Brazil: Brazil presents 2016 budget, forecasts primary deficit for first time in over 15 years amid economic gloom
September 10, 2015
For the first time in its modern history, Brazil’s government presented a budget with a primary deficit to Congress on 31 August, highlighting the country’s shaky financial situation. The 2016 draft budget sees a primary deficit of 0.5% of GDP or BRL 30.5 billion, which starkly contrasts the 0.7% surplus that had been projected in July. Brazil tallied its first primary deficit in over a decade last year and the budget is the first since before 2000 to forecast a deficit. Moreover, some analysts have questioned the legality of the deficit as it could be interpreted as breaking the fiscal-responsibility law passed in 2000. The budget contains a 5.8% rise in total revenue in 2016 with BRL 11.2 billion in revenues from new tax increases and BRL 37.3 billion from asset sales and concessions.
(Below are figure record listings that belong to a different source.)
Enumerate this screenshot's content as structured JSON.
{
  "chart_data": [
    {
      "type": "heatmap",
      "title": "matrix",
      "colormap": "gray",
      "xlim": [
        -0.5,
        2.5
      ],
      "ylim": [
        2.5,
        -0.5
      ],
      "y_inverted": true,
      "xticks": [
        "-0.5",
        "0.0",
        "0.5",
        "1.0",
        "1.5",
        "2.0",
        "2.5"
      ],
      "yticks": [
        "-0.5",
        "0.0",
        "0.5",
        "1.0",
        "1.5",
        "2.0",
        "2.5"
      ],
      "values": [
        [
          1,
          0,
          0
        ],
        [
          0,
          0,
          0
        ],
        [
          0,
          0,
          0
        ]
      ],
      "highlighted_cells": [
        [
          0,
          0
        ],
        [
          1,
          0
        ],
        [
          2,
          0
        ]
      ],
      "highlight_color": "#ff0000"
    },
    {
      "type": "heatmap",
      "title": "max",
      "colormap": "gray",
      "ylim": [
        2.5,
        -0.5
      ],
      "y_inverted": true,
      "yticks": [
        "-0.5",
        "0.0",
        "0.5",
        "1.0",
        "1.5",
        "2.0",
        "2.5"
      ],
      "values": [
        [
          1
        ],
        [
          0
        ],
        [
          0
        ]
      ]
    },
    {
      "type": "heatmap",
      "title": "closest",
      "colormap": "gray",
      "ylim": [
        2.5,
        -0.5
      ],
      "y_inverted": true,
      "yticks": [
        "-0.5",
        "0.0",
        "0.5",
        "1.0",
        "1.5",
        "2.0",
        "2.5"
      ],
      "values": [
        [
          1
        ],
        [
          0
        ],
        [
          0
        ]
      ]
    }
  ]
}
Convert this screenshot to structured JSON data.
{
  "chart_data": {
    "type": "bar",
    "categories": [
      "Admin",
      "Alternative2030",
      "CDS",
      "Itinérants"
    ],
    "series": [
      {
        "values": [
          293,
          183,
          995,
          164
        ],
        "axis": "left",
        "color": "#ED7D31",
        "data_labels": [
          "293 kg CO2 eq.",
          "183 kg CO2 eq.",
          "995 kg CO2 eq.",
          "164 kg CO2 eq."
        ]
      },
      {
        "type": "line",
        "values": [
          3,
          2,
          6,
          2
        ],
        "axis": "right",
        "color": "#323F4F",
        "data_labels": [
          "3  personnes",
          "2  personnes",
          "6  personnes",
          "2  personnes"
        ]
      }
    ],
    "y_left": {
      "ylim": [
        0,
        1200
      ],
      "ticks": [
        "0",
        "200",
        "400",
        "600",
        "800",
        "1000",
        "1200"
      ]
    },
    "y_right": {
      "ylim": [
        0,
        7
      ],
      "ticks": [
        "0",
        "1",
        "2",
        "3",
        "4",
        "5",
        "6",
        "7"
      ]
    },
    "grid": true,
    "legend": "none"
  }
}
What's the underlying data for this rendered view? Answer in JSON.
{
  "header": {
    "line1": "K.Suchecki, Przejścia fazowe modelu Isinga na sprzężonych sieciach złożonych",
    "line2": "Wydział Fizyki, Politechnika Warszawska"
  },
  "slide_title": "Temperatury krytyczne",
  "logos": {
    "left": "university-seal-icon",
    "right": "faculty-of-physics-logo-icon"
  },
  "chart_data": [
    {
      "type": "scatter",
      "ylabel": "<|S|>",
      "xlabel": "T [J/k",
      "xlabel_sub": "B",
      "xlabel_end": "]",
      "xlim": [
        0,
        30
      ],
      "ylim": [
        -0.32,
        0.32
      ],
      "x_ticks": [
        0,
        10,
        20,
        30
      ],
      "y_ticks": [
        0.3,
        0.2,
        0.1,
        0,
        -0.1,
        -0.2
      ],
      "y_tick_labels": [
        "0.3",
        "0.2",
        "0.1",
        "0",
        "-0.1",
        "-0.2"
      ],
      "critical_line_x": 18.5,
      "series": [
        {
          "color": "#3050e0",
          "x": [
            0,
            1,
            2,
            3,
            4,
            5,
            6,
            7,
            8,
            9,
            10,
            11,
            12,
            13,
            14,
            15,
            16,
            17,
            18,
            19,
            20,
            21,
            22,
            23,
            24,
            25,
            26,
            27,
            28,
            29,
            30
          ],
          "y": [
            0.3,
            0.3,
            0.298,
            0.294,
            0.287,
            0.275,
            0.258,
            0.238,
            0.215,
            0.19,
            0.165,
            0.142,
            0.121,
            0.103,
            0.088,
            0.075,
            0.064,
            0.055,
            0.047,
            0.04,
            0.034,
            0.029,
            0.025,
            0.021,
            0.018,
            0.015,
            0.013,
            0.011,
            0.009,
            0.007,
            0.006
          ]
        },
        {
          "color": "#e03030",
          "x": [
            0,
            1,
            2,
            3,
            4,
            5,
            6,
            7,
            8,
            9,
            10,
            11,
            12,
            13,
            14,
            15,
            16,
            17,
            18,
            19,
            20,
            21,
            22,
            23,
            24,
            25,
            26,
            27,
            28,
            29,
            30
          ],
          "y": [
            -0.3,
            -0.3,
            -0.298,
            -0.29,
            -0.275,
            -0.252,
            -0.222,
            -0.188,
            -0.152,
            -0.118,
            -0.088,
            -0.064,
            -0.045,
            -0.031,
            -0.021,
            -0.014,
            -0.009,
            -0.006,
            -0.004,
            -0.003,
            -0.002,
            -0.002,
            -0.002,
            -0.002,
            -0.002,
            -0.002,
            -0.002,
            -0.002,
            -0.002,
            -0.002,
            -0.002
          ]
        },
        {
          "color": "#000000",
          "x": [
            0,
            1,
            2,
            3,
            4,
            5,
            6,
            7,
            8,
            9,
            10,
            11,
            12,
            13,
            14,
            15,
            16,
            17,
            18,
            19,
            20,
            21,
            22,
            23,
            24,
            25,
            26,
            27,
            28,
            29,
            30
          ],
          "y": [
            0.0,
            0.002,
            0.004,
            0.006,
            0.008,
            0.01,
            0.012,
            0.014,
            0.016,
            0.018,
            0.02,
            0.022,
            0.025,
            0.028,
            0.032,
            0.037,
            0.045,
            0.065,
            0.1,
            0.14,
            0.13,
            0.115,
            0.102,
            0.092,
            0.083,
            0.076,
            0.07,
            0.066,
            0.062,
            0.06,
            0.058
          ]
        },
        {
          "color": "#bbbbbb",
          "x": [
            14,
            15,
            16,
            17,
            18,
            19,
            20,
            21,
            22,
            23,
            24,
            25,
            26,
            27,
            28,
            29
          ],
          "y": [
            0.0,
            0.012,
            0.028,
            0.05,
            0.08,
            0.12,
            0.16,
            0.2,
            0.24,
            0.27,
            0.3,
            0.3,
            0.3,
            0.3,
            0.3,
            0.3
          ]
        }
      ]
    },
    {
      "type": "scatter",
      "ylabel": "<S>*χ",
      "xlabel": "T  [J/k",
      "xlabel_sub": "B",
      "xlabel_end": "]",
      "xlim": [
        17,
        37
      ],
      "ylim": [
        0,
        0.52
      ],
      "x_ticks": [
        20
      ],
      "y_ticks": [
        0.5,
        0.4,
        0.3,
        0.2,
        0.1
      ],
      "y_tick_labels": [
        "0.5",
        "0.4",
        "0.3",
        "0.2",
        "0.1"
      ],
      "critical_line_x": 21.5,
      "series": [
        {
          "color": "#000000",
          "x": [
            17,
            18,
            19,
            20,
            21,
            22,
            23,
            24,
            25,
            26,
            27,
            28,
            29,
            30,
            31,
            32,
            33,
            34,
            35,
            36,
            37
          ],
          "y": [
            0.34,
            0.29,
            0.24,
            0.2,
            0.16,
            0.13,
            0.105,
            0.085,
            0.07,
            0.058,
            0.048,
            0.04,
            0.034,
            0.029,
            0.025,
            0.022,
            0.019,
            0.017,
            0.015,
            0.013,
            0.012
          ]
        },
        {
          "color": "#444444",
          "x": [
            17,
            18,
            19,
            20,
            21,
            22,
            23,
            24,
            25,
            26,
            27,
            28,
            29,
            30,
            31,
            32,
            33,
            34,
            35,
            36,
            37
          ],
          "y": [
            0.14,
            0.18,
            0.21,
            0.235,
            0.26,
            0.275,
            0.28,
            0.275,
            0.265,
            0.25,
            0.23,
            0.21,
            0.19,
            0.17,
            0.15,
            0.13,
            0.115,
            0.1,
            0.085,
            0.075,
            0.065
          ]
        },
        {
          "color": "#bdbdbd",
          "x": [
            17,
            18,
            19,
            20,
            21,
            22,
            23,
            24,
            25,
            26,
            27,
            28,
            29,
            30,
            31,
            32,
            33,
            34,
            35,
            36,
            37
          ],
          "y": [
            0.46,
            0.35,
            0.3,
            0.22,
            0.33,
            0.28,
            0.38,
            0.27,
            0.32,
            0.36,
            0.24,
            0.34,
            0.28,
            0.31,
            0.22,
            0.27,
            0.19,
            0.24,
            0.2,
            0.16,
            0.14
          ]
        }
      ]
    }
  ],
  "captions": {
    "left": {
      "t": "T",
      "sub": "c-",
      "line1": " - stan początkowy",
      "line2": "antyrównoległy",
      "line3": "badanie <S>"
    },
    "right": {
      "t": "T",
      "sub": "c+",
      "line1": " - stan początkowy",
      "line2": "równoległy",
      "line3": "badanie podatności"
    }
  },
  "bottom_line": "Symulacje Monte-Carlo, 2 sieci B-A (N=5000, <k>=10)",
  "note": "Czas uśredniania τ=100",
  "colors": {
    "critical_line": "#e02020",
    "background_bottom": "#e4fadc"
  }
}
Expenditures are expected to rise by 9.5%, largely driven by mandatory increases in spending which are anticipated to total BRL 960.2 billion. Congress has until the end of the year to review and pass the budget.
The budget confirms that the government’s efforts this year to correct the country’s sinking finances have come up woefully short. The government has faced a host of setbacks to its austerity measures and reform agenda, which has hindered its ability to balance the books. Corruption scandals have eroded the government’s support in Congress and led to the watering down or stalling of key legislation. In the latest setback, a lack of support in Congress led President Dilma Rousseff to scrap her planned reinstatement of a tax on financial transactions, which would have added BRL 80 billion in revenues next year. Some market analysts have speculated that the drastic revision to fiscal targets in the budget may be designed to help shore up support for austerity measures.
At the heart of the budget’s deficit prediction is the country’s economic slump. Brazil entered technical recession in the second quarter of the year due to a deterioration in both domestic and external demand. Corruption scandals have pushed confidence levels to record lows thus hampering private consumption, while subdued external demand and low prices for commodities are weighing on the country’s external sector. In addition, government revenues have plummeted due to falling tax revenues, inflation reached an almost 12-year high in July and the country has been downgraded to junk status by Standard & Poor’s. The poor economic environment led the government assume economic growth of a meagre 0.2% in 2016 and to project inflation of 5.4% in the budget.